Arrivés le matin à Pékin, nous nous dirigeons à la descente du train vers notre auberge, cachée au milieu d’un hútòng, un de ces petits quartiers populaires, bâti selon les règles du Fengshui.
Pour notre première journée, priorité au classicisme avec la visite de la Cité Interdite. En arrivant sur la place Tiananmen, on a un rapide aperçu de l’immensité et de l’inhospitalité de l’asphalte, mais on y reviendra par la suite. La Cité Interdite était la résidence impériale sous les dynasties Ming et Qing, et le moins qu’on puisse dire, c’est qu’ils ne devaient pas en avoir honte. Aujourd’hui encore, les communistes ont essayé plus ou moins de s’approprier le symbole en mettant un gigantesque portrait de Mao à l’entrée. Le lieu est immense, couvrant environ un carré d’un kilomètre de côté et à l’intérieur, c’est une succession de bâtiments rouges au toits de tuiles rondes, avec des décorations colorées. Mais le style est d’une homogénéité sans pareille qui finit malgré tout par nous lasser quelque peu, surtout qu’une chappe de smog jaunâtre s’abat peu à peu sur la ville, qui fait disparaître les perspectives derrière un voile. En sortant, nous essayons de prendre de la hauteur sur la colline de charbon au sud de la Cité, mais la vision est toujours gâchée par la pollution.

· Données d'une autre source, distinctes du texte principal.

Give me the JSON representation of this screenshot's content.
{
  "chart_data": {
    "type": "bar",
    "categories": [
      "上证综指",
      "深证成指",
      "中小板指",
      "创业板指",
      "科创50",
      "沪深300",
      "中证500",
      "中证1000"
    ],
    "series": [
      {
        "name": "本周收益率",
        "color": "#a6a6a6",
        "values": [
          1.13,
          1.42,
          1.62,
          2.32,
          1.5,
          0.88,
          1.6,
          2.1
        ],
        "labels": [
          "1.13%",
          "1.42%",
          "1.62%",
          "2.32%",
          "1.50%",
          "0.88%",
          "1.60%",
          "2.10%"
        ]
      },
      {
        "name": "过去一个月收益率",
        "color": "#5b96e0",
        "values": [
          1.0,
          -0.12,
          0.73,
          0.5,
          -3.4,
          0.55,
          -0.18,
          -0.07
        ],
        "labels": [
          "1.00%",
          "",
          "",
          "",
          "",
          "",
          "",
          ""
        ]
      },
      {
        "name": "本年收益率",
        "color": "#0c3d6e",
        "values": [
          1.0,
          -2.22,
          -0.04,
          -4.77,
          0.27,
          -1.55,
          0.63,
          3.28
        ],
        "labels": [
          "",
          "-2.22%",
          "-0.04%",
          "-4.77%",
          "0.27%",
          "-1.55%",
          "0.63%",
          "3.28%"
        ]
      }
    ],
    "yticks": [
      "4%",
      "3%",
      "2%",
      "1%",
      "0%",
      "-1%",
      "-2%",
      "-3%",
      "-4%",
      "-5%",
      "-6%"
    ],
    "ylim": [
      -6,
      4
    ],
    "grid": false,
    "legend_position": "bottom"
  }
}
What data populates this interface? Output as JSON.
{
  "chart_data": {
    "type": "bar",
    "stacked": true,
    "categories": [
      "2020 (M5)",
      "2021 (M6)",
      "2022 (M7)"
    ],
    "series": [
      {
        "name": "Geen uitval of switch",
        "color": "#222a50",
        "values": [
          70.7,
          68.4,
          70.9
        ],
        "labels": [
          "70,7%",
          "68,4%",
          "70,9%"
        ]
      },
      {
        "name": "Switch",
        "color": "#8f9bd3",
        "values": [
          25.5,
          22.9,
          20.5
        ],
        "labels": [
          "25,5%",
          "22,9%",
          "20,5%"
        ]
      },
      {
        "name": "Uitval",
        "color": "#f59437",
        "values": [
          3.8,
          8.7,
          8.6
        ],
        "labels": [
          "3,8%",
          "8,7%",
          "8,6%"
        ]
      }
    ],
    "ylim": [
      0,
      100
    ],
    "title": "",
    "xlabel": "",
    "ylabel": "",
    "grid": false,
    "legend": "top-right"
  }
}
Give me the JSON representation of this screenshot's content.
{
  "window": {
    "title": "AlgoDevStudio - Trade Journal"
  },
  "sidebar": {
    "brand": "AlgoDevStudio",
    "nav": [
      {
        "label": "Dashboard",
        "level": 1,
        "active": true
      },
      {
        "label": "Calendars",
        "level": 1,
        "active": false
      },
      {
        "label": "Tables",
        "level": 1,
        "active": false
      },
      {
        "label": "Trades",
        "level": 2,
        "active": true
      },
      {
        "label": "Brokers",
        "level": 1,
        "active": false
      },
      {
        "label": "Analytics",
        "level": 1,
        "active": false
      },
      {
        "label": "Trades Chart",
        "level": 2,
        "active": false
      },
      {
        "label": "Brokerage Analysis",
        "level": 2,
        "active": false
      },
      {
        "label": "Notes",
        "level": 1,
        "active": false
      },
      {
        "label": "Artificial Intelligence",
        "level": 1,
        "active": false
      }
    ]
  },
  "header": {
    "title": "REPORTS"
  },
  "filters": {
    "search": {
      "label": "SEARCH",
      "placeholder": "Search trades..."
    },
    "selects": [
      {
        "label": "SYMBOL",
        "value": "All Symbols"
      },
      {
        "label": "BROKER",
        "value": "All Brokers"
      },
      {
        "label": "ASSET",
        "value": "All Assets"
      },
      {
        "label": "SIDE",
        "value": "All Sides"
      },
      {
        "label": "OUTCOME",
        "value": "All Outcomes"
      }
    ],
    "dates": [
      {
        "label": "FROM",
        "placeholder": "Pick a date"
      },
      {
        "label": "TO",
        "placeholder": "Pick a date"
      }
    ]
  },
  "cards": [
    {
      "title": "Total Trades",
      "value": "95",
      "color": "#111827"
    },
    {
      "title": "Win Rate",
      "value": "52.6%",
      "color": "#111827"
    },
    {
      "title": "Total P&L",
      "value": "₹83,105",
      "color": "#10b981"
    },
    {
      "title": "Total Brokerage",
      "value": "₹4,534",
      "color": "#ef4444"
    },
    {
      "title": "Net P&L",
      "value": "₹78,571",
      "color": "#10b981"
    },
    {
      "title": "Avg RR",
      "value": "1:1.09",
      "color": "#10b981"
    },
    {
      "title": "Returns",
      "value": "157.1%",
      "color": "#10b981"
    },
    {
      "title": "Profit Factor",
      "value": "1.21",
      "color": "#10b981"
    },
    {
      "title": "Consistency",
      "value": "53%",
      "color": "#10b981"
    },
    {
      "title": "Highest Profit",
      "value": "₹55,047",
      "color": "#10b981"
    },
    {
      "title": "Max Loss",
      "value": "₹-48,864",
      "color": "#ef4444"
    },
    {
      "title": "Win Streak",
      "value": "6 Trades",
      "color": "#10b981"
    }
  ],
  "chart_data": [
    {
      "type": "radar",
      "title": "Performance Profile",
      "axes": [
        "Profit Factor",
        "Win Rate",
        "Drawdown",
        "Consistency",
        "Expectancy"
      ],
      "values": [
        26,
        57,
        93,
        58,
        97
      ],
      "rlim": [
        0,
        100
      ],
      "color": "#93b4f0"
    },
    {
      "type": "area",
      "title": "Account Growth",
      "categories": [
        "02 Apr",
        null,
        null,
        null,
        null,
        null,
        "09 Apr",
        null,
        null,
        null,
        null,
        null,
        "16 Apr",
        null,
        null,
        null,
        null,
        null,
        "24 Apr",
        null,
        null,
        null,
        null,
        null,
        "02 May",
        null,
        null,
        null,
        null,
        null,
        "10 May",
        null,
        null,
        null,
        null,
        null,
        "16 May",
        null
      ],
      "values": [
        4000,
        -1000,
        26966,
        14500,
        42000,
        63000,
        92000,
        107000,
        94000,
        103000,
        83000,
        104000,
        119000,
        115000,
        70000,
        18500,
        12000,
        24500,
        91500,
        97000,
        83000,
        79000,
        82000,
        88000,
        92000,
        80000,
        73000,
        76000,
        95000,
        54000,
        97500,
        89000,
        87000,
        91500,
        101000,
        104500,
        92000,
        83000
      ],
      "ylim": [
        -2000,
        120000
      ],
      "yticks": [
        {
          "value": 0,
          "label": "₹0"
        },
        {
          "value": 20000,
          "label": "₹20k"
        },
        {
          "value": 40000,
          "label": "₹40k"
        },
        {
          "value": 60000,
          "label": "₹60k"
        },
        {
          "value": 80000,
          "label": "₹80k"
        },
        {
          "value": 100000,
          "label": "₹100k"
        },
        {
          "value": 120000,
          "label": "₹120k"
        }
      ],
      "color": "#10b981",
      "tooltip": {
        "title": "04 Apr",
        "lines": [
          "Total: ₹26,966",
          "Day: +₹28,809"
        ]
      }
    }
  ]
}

Le lendemain, nous partons un peu à l’écart du centre, voir le palais d’été, résidence de la dernière impératrice douairière et mégalomane. Sur un site immense, il y a des temples, un lac, un pont à 17 arches, un parc immense et la reproduction de rues commerçantes. Le parc ressemble à une Chine en miniature.
Pour notre troisième jour, nous avons gardé une randonnée sur la Grande Muraille. Il y a peu à dire car les mots sont faibles pour évoquer ces splendeurs, mais les visions étaient vraiment grandioses : la muraille court le long des crêtes des collines à perte de vue, parfois avec des angles impressionnants et on se prend à spéculer sur les quantités d’hommes qui ont dû mourir pour bâtir une telle merveille. Pour terminer, cette randonnée, on descend en tyrolienne au-dessus d’un lac.
Pour finir notre visite de Pékin, nous passons notre dernier jour au temple des lamas, sanctuaire tibétain, où malgré “l’overdose des temples” qui point, on peut encore admirer des statues terrifiantes de démons aux gueules béantes et une statue de Bouddha de 18 mètres d’une seule pièce en bois de santal. Nous repassons rapidement sur la place Tiananmen, au sud, mais la chaleur étouffante nous pousse à gagner des lieux plus cléments. Nous passons l’après-midi à nous promener dans la grande rue commerçante de Wangfujing et ses malls, et son marché où l’on trouve des brochettes de scorpions, d’hippocampes, de larves énormes.